A YOUNG Warrnambool driver who hit and killed a cyclist failed in a bid to appeal against his jail sentence yesterday and will spend the next 20 months in prison.
Eamonn Leddin, 21, of Warrnambool, pleaded guilty in the Warrnambool County Court last December to culpable driving and was sentenced to four years and three months imprisonment. He had to serve 27 months before being eligible for parole.
Mother of four Janet Baldam, 47, was cycling along Hopkins Point Road when she was struck from behind by a red Mazda coupe driven by Leddin about 11am on April 11, 2011.
Yesterday, Leddin applied to seek leave to appeal to the Supreme Court of Victoria Court of Appeal sitting in Warrnambool on the grounds his sentence was manifestly excessive.
That application was dismissed by Justices Mark Weinberg, Simon Whelan and David Beach.
In delivering the decision, Justice Whelan said the case was remarkable because it was absent of factors such as speed, alcohol, drugs, erratic or dangerous driving or distraction such as using a mobile phone.
He said it was equally remarkable Leddin had seen a sign warning of cyclists and observed Mrs Baldam riding about 200 metres ahead, who was wearing a pink high-visibility top, before the collision.

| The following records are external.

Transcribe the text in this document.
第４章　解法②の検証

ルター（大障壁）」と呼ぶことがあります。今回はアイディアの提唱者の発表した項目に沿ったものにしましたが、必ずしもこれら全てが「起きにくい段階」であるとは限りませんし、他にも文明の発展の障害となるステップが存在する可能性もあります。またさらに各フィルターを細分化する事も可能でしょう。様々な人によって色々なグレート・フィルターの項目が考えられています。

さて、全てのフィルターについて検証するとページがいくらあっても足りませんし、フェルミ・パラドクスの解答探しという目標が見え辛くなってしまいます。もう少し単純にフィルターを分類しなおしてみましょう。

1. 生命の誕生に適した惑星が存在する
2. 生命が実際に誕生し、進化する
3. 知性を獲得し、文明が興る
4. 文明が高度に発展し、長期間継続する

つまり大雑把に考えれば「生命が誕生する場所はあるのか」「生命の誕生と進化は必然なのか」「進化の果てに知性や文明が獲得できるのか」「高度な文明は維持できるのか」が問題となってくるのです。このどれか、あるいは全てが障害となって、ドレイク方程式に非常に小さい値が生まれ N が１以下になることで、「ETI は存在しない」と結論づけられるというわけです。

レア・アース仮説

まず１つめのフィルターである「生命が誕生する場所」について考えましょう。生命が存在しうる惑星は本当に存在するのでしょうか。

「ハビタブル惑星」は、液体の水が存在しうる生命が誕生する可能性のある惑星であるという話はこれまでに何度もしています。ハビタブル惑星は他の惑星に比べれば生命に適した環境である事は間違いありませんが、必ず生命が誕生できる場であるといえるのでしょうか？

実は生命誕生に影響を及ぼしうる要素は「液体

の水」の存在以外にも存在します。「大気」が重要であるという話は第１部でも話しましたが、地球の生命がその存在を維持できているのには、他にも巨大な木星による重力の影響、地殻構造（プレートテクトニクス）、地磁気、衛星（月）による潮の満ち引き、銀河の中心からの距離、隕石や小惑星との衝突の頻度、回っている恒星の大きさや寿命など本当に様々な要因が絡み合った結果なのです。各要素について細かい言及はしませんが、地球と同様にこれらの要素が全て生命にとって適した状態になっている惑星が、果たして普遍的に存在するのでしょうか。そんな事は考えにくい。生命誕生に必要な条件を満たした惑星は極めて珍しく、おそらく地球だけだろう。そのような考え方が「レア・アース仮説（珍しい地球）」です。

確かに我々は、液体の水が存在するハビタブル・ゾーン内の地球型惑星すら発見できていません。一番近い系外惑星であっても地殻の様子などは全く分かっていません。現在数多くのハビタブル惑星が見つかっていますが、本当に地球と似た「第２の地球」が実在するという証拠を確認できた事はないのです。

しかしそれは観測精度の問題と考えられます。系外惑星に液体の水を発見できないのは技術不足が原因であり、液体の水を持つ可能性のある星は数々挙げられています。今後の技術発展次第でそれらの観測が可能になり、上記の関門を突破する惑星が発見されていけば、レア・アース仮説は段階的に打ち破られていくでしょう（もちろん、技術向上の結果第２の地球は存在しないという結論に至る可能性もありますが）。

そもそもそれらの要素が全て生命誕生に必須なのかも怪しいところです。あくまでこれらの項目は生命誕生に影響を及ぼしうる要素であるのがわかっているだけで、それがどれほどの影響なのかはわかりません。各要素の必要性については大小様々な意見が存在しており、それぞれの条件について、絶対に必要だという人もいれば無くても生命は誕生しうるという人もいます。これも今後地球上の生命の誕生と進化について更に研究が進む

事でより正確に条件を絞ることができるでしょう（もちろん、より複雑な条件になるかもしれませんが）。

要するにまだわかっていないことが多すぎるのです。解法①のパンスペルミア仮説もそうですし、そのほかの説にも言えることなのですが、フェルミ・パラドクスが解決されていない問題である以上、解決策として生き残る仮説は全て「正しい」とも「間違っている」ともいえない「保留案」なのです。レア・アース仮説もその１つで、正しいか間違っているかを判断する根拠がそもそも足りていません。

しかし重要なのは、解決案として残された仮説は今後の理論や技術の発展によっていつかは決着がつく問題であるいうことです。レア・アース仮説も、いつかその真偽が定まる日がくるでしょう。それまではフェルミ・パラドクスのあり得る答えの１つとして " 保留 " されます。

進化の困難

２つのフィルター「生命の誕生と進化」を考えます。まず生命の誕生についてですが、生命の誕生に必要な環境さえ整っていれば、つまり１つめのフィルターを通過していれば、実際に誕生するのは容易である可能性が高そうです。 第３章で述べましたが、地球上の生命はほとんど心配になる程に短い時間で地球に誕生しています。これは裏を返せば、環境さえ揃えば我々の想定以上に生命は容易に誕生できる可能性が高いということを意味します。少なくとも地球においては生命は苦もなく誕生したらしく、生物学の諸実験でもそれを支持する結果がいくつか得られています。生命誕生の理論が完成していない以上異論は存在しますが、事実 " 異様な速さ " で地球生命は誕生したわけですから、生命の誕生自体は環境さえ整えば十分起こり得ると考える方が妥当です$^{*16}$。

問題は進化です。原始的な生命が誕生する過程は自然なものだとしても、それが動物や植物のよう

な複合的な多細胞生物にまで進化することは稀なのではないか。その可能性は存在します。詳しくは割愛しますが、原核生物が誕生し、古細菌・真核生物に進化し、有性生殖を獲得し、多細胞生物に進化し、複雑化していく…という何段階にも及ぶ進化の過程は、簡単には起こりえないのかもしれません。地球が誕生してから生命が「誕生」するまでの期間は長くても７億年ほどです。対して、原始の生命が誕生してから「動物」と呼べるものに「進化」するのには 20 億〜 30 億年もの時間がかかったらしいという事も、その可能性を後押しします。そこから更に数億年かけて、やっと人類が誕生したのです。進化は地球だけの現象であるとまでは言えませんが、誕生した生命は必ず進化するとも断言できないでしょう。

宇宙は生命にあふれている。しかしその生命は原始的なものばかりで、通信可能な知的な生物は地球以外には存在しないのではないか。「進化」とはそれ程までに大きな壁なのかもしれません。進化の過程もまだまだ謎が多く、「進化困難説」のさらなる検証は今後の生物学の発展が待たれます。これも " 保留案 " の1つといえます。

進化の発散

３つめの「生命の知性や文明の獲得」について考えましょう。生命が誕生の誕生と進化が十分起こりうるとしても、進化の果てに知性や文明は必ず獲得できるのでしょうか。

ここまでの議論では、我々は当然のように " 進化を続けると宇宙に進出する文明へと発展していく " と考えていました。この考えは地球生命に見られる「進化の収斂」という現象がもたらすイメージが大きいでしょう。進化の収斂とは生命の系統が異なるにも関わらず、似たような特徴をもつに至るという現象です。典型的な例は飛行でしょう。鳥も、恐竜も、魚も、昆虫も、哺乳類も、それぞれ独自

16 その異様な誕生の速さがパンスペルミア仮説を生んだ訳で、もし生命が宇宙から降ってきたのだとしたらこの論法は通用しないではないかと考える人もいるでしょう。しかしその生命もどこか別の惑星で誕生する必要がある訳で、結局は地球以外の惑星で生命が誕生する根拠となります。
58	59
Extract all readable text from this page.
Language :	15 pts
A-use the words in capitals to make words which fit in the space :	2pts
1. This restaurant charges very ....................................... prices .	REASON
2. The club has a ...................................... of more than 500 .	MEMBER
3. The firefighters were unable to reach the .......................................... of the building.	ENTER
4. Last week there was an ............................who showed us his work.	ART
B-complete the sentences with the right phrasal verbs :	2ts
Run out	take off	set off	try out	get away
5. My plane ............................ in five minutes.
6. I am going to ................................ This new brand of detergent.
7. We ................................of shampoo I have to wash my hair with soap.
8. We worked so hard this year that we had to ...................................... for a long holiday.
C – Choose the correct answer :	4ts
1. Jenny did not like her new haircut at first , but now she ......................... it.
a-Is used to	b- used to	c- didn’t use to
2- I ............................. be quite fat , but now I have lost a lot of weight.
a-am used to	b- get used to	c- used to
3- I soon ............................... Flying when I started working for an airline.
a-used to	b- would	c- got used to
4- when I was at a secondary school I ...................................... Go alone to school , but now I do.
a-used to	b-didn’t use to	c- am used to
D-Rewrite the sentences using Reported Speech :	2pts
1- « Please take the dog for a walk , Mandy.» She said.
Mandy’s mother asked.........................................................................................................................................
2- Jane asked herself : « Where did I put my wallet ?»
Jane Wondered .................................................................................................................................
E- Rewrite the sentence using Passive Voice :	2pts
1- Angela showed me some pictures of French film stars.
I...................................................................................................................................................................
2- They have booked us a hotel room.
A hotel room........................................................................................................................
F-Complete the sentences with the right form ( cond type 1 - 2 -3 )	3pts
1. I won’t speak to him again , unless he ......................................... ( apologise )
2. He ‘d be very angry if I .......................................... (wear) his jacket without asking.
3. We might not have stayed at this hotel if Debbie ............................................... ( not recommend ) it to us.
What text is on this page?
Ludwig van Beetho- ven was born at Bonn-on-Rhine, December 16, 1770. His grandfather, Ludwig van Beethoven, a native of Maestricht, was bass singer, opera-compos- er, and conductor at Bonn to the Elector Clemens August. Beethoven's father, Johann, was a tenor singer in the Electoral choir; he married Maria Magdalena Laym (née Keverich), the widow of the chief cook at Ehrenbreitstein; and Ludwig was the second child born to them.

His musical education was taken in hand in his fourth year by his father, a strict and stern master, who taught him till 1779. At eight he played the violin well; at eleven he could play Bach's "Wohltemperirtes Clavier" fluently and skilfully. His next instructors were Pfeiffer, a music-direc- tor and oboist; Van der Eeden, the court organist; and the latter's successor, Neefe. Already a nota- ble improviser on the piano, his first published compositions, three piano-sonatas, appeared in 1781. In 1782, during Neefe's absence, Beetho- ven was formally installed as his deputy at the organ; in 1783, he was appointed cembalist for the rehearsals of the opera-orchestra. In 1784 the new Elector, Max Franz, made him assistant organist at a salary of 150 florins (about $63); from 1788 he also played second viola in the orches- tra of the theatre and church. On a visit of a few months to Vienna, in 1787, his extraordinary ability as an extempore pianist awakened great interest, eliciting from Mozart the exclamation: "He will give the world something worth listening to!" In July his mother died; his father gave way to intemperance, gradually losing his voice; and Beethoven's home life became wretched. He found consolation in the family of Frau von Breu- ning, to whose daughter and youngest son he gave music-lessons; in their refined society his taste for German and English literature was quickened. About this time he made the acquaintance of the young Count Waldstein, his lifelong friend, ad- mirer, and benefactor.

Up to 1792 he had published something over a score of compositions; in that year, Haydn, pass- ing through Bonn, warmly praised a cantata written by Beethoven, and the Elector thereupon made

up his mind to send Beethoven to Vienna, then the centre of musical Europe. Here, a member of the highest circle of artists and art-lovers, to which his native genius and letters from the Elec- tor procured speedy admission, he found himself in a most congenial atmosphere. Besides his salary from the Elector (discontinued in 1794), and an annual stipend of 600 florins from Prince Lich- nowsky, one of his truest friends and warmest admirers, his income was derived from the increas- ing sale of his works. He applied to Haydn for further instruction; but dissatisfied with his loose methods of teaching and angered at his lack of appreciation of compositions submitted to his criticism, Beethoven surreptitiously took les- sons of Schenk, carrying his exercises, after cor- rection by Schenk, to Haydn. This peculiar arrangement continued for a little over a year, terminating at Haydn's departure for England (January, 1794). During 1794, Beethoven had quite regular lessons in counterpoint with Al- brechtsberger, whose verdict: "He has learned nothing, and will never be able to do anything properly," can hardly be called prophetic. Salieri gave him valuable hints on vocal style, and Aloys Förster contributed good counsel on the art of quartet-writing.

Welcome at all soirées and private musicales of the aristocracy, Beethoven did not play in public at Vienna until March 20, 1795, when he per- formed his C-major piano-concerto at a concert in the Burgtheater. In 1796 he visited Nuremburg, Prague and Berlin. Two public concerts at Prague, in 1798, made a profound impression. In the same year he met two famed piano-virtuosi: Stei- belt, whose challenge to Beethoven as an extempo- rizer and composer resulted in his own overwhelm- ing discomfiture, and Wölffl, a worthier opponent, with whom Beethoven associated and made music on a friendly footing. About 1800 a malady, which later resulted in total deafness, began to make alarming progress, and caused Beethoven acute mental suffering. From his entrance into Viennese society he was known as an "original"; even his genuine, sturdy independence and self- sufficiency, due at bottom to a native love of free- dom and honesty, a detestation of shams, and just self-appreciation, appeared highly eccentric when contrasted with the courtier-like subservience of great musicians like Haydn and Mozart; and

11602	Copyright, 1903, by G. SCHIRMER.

Leddin’s passenger also mentioned there was a cyclist and yet the driver failed to take any evasive action.
Justice Whelan described Leddin’s “zoning out” as “pretty extraordinary” despite there being evidence Leddin had only between three-and-a-half and five-and-a-half hours’ sleep the night before the accident.
The case is seen by legal experts as a new precedent for culpable driving, a charge which involves gross negligence causing death.
In the past, culpable driving cases have involved key factors such as excessive speed, alcohol, drugs, hoon driving, distraction or extreme fatigue.
Leddin appeared in court yesterday via a video link to the Langi Kal Kal Prison.
He looked fit and healthy, but had little reaction when the decision was announced.
Counsel for Leddin, John McLoughlin, had submitted the sentence was excessive due to the delay in the prosecution and exceptional circumstances — both surrounding the accident and Leddin’s excellent character.
Justice Weinberg also commented about the strength of victim impact statements from Mrs Baldam’s family, which he described as “very moving and powerful documents”.
The court heard the average jail sentence for culpable driving had increased dramatically in the past few years and would almost double again under soon-to-be-introduced baseline sentences.
There was also argument in court about the 21-month delay in Leddin being charged after the prosecution sought expert advice about the fatigue aspect in the case, which was eventually not presented in court.
Justice Whelan said Mrs Baldam’s death had a devastating impact on not only the victim’s family but also on Leddin, who had no prior court appearances.